Tuva’da yerli halkın çoğunlukta olması ve az Ruslaşmasının yanı sıra, Tuva, Sovyetler Birliği’nin diğer etnik oluşumlarından ve özellikle diğer Sibirya etnik oluşumlarından farklı olarak daha bağımsız bir geçmişe sahiptir. Bu açıdan sadece Sovyetler Birliği’ne geç girişi değil, Rusya İmparatorluğu’na da geç girişi önemli bir faktördür. Bu gibi faktörlerin milli bilinç seviyesini etkilememesi mümkün değildir. Bunun sebebi de toplum hafızasıdır. Kuşaklar arasındaki iletişim dolayısıyla Sovyet zamanında doğmuş olan insanların anne babalarının farklı düzende, Tuva için söylemek gerekirse, bağımsız Tuva Cumhuriyeti’nde yaşamış olmaları çok önemlidir. Tuva’nın Sovyetler tarafından ilhakının 20 yıl kadar gecikmiş olması bile bu açıdan çok önemlidir.

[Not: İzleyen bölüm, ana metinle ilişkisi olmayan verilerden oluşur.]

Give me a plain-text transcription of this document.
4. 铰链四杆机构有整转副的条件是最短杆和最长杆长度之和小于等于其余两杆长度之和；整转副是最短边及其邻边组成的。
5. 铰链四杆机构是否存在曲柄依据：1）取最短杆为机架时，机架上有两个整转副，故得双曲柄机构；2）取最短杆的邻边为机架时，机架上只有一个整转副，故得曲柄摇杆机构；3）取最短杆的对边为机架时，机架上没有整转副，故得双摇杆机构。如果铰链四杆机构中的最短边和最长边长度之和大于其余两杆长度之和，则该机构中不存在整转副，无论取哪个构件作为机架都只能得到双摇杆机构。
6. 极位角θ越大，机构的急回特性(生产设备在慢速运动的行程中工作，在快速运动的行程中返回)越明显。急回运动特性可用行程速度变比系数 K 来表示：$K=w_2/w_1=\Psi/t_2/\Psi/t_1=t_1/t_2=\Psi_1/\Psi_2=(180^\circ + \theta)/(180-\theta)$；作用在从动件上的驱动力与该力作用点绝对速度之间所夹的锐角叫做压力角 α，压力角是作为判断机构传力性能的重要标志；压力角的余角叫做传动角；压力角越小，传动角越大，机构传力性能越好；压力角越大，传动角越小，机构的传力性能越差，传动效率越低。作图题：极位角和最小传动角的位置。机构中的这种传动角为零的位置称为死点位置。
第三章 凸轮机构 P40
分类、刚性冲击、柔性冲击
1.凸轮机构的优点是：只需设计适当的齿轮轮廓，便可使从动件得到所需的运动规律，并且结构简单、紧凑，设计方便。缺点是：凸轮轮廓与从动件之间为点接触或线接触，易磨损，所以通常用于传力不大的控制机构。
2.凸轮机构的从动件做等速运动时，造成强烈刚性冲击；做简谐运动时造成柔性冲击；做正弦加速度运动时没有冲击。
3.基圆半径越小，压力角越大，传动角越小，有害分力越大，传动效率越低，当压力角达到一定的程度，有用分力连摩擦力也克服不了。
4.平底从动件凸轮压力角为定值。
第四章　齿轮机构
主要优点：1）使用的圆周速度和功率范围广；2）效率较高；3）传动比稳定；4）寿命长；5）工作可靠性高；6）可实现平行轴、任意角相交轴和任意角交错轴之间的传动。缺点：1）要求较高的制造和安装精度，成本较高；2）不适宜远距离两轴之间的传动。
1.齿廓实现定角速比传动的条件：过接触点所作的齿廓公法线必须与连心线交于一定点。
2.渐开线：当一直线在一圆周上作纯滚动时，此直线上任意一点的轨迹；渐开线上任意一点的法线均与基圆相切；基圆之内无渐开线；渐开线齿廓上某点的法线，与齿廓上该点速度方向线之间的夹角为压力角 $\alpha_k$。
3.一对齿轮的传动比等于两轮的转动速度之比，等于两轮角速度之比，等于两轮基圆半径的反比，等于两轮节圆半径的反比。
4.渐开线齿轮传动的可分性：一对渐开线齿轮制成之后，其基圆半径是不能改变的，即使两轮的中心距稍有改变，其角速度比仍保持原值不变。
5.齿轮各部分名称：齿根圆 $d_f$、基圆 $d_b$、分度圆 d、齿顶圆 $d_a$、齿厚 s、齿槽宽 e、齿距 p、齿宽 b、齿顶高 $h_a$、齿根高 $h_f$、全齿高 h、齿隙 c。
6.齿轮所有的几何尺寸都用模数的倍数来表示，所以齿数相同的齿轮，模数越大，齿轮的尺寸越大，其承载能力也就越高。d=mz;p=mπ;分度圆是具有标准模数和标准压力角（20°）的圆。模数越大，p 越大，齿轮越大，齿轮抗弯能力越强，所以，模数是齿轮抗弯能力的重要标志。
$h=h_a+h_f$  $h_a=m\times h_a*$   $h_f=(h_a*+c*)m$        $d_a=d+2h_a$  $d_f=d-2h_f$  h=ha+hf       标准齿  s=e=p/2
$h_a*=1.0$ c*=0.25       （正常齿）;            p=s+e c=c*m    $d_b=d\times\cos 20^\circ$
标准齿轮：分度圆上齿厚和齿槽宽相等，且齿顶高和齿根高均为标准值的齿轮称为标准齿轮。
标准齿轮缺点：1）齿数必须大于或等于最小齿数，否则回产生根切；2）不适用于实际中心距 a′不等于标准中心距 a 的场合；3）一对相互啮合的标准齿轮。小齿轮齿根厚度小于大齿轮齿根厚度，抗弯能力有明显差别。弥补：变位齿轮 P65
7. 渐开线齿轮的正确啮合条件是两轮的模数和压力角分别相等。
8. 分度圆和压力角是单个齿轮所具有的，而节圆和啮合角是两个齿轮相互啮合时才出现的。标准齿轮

Bu tarihi, demografik ve kültürel şartlar, Sovyetler Birliği’nin dağılma sürecinde Tuva’daki milli bilincin canlanmasına ve daha sonra Tuva’nın egemenlik mücadelesi vermesine sebep olmuştur. Diğer tarafta, bu şartlar toplumda etnik gerilimin artmasına da yol açmıştır. Halkın sosyo-ekonomik durumu ve bu durumun etnik gruplar arasında farklılaşması da etnik gerilimi arttıran diğer hususlardı. Sibirya’nın diğer yerlerinde de olduğu gibi, Çarlık zamanında olsun, Sovyet zamanında olsun, bölgeye göç eden Ruslar her zaman yerli halka nazaran daha avantajlı durumda olmuşlardır. Çarlık zamanında Rus köylülerin en iyi toprakları aldıkları gibi, Sovyet zamanında bölgenin kalkındırılması için gönderilen ve büyük bir çoğunluğu Ruslardan oluşan Sovyet uzmanları veya işçileri Tuvalardan daha iyi hayat standartlarına sahip olmuştur. Bunun başlıca sebebi Sovyet öncesi Tuvaların hayat tarzı ve ülkenin ekonomik gelişme seviyesiydi. Tuva toprakları Sovyet etkisinde kalmaya başladığı zaman, çoğunlukla otlaklı hayvancılıkla uğraşan ve dolayısıyla göçebe ve avcı olan Tuvalar, daha sonra kolektif çiftlikleri çerçevesinde organize edildiyse de, bunlar Sovyet döneminde de kırsal kesimde yaşamaya devam etmiş ve hayvancılıkta veya diğer tarımsal faaliyetlerde istihdam edilmiştir. Buna karşılık Tuva’nın geliştirilmesi için gönderilen Ruslar daha çok işgücü ihtiyacının olduğu sanayi ve hizmet sektörlerinde istihdam edilmiştir. 1989 sayımına göre, Tuvaların %70’i kırsal kesimde oturuyor ve tarımla uğraşıyordu. Kalanlar daha çok mavi yakalı memurlardı veya ulaşım, enerji, konut ve komünikasyon gibi sektörlerde yoğunlaşmışlardı. Buna karşılık, yöneticiler genellikle Ruslardan oluşuyordu.63 Bu gibi sebeplerden dolayı Tuva’da Ruslar ve Tuvalar arasındaki hayat standardı farklı olmuştur.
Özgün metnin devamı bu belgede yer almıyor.